Darwin Approach to Traveling Salesman

Can the evolutionary approach crash the problem that brute-forcing will last far more than the age of the universe? This post shows how to attack the Traveling Salesman Problem using Darwin's approach. I'm describing the evolution model and design decisions. See the animation of how the population was evolving through the epochs.

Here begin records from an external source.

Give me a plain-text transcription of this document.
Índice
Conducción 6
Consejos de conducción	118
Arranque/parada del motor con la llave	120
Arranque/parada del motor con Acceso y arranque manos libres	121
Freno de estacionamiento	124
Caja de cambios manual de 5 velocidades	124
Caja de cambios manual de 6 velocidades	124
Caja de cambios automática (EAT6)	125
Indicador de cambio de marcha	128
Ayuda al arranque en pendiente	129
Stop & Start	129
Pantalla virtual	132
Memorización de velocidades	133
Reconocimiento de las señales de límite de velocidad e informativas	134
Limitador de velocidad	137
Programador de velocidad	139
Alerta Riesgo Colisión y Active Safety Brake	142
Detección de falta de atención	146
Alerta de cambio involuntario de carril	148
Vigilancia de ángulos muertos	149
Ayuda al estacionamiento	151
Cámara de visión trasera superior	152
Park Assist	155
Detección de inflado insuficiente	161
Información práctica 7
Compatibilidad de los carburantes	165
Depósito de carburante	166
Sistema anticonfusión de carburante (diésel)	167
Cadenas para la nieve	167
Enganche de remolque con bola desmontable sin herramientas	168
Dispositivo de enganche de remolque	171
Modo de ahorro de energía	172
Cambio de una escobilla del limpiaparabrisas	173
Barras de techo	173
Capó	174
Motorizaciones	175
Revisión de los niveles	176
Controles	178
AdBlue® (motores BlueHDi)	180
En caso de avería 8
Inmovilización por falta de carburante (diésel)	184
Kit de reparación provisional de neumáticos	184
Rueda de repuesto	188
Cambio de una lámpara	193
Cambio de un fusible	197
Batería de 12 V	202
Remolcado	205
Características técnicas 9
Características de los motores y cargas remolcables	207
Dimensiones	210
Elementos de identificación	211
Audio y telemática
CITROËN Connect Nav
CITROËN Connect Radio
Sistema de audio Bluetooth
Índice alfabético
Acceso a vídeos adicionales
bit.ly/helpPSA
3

The story behind this post

During my Christmas break, I found a blog post from Peter Brookes-Smith Darwin and The Traveling Salesperson. He wrote, that he was looking for some project for his holidays. He found the blog post that inspired him to start the project and solve the problem by himself without finishing the article. It was similar to my case. I had genetic algorithms in the back of my head for a long, long time. Now while having some spare time between Christmas and New Year - I decided to get my feet wet on that topic.

Introduction

Are you familiar with the Traveling Salesman Problem (TSP)? It's a classic problem in computer science where a salesman is tasked with visiting a set of cities once and returning to the starting place, with the goal of finding the shortest possible route. Tackling the TSP problem can be very challenging, particularly as the number of cities increases. In this blog post, we will explore how to use genetic algorithms to solve TSP problem. We'll take an in-depth look at the different steps involved in the algorithm, along with the results obtained. We'll also provide an overview of the other algorithms that are used to solve TSP, and the comparison with genetic algorithm. Our goal is to provide an easy-to-follow guide that will help you understand the basics of using genetic algorithms to solve TSP, and to inspire you to try your hand at this fascinating problem.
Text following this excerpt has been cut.